I know that enneagram type descriptions say that engagement in the secondary instinct is often wielded towards achieving the goals of the primary, as if they were two separate pieces you wield, but I believe that each stacking is its own organic entity. For instance, I know that getting my "so-fix" will keep me on the threshold of sane, but it can feel like a bare, empty sort of sanity without sx. It's like keeping myself alive simply for the sake of keeping alive, a kind of utilitarian move.

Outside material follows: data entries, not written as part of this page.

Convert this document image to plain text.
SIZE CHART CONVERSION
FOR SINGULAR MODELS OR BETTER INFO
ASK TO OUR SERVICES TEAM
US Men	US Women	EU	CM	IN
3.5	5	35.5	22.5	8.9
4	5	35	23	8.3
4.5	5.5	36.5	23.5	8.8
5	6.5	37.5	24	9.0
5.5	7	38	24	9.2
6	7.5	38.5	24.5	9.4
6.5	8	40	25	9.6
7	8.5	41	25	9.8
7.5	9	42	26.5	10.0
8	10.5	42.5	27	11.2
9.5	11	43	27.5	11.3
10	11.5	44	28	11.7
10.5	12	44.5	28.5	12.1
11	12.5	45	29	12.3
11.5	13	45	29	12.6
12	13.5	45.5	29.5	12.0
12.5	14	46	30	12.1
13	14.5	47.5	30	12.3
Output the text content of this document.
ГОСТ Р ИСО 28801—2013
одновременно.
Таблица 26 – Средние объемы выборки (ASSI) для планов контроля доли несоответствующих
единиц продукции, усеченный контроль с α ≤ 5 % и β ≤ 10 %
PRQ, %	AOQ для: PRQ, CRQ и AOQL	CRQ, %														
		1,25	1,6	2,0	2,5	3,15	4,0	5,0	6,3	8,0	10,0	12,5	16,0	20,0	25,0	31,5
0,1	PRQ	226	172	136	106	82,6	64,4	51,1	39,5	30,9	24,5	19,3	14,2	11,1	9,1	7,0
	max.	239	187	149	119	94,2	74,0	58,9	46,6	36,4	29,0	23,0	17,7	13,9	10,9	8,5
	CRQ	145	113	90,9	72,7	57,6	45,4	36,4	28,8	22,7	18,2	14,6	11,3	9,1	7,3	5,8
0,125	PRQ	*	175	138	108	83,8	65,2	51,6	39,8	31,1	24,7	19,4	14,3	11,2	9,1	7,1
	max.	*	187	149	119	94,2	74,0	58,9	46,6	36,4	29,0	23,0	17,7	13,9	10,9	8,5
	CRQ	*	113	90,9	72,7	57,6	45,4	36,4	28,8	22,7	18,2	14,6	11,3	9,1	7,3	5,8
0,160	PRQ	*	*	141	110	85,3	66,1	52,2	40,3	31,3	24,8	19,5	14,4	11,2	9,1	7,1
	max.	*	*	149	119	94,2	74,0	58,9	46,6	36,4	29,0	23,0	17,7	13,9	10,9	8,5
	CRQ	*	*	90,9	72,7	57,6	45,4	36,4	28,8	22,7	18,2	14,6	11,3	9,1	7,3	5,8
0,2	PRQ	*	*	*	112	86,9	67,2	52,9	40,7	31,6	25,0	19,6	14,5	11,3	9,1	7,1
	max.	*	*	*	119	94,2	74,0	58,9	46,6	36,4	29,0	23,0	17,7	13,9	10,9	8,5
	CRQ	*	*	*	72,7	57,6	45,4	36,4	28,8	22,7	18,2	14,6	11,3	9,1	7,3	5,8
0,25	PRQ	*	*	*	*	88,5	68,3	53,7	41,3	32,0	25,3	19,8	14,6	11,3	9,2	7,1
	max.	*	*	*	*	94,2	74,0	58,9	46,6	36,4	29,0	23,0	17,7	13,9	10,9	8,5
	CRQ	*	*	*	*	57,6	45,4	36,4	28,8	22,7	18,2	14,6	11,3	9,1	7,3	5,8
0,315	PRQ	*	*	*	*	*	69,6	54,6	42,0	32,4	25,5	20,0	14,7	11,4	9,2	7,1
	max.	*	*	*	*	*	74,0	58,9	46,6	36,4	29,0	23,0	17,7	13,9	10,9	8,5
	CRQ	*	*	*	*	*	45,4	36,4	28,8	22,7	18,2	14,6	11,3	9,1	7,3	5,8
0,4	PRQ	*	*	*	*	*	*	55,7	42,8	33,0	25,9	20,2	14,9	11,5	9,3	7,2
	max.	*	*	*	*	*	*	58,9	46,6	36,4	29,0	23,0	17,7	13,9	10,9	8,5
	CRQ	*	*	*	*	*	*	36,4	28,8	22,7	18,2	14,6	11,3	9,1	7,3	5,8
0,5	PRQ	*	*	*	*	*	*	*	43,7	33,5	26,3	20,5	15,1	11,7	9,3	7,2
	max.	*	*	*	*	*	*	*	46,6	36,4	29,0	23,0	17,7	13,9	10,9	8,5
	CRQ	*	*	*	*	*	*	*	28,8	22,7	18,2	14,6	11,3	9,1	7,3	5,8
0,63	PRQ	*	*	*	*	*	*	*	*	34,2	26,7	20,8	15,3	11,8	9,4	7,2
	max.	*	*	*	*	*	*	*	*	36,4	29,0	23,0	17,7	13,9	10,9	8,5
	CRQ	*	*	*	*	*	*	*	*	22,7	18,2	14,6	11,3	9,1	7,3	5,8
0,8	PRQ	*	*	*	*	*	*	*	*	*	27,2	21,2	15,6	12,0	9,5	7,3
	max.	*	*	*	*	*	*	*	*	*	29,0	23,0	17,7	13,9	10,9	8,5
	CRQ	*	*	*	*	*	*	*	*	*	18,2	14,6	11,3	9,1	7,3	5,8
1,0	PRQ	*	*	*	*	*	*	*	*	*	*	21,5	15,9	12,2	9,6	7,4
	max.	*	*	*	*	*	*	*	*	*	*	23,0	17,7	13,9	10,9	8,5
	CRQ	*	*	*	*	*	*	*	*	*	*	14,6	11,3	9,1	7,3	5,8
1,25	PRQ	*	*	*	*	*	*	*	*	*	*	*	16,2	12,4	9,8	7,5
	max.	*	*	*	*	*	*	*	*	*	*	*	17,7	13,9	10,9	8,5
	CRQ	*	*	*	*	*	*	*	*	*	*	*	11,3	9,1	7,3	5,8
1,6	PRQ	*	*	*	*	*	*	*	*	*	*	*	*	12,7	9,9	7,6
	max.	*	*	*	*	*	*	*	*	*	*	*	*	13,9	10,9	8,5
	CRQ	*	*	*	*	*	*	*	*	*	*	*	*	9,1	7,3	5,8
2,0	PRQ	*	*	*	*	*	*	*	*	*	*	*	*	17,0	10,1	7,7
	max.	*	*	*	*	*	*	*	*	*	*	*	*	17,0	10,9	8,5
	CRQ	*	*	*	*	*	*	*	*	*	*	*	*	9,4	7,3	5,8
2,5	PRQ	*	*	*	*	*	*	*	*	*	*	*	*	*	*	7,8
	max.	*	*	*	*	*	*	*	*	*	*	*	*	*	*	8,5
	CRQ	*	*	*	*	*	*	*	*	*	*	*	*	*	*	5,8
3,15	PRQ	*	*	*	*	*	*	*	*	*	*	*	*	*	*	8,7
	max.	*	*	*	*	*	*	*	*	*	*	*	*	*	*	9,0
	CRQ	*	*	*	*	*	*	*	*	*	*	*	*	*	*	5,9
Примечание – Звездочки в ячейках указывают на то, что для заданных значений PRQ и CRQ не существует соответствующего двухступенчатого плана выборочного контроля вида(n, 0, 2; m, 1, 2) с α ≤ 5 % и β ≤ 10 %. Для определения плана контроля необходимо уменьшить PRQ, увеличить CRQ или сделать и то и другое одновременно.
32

(I ask this b/c, after my moody rant the other day about being totally disengaged, I ran into this sx/so guy who made me feel totally engaged, alive. I *want* things. I *want* that feeling of *wanting*- it's not like I care about the guy but I would want to interact with him just to have the feeling, which is so different from my normal apathy towards men. I normally am not interested in the person but I contemplate seeing them just so I can "collect" an experience that makes me understand more about the world- but b/c of this stance, I often feel not motivated enough to actually engage to the point where I'm experiencing something interesting. Suddenly, I remember what it's like to want the experience itself and not collect it for my mental library of experiences.)
Anyway, I wanted to ask: how strong is your secondary instinct? How much "meaning" do you endow the activities associated with your secondary instinct? How much of your secondary instinct do you need filled to feel fully engaged with your primary instinct?